10. The learned senior counsel would cite paragraphs 53 and 54 of the judgment of the Honourable Apex Court in Nandini Satpathy's case reported in AIR 1978 SC 1025 and the relevant passages have already been extracted in paragraph No.5 supra.

11. On the other hand, the learned Public Prosecutor, High Court, Madras would cite paragraph No.33 of the same judgment wherein the Full Bench of the Honourable Supreme Court citing the extract from the old Privy Council's judgment reported in AIR 1939 PC 47 and quoting from the language of Tindal, C.J. pertaining to the rule of construction of Acts of Parliament , would ultimately quote the ruling which has been extracted in para.7 supra.
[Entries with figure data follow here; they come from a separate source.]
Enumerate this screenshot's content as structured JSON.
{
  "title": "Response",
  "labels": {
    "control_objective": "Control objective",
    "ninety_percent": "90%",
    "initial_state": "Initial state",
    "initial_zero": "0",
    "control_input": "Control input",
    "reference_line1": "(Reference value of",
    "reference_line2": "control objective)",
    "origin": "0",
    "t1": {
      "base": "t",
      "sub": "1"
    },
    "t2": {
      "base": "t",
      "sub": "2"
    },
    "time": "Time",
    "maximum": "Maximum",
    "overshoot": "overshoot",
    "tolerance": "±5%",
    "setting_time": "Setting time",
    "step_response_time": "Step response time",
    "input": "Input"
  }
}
In these circumstances, a crucial decision has to be arrived at by this Court regarding the point for consideration `whether such a summons issued under Section 160(1) Cr.P.C. could be sent by the investigating authority to an accused to appear before him for interrogation?'

12. So far as the petitioners are concerned, they strongly contend that the term `any person' employed in Section 160(1) Cr.P.C. means only the witness as the marginal note of the said Section reveals stating `examination of witnesses by police', which has been answered in the negative by the Honourable Apex Court in the above quoted judgment reported in AIR 1978 SC 1025 stating that `marginal note clears the ambiguity, but does not control meaning' and further stating that ` the suppositions accused figures functionally as a witness and `to be a witness' from a functional angle, is to impart knowledge in respect of a relevant fact and that is precisely the purpose of questioning the accused under Section 161 Cr.P.C.' and have authoritatively declared that `the appellant squarely fell within the interrogational ring' and `to hold otherwise is to fold up investigative exercise since questioning suspect is desirable for detection of crime and even protection of the accused' ultimately ending up stating `we hold that Section 161 enables the police to examine the accused during investigation.'

13. In the latest judgment of the Honourable Apex Court reported in IV (2003) SLT 335, the Honourable Apex Court again has laid emphasis, clearing any doubt that may arise in the mind of anyone, cautioning against interference of the Court `with the investigation or during the course of investigation which would mean from the time of lodging of the First Information Report till the submission of the report under Section 173(2) Cr.P.C., this field being exclusively reserved for the Investigating Agency.' Therefore, there is no gainsaying that either the act of the respondent is against the law or against the spirit of Article 20(3) of the Constitution of India and hence even interpreting Section 160(1) Cr.P.C. in conformity with the above constitutional provision, the conclusion that could be arrived at is `any person' mentioned in Section 160(1) Cr.P.C. means and includes `any accused person' and they could be summoned to appear as witnesses since such a summons issued to an accused in a case under investigation by the Investigating Officer is not at all violative of the Article 20(3 ) of the Constitution of India and hence the following order:

In result,
(i)for all the above discussions held, the above criminal original petition does not merit acceptance but only becomes liable to be dismissed and is dismissed accordingly.
(ii)The order dated 1.8.2003 passed by the respondent under Section 1 60(1) Cr.P.C. is confirmed.

Consequently, Crl.M.P.No.7323 of 2003 is also dismissed.

Index: Yes Internet: Yes gr/Rao To

1.The Deputy Superintendent of Police, Vigilance & Anti-Corruption Wing, Trichy.

2.The Public Prosecutor, High Court, Madras.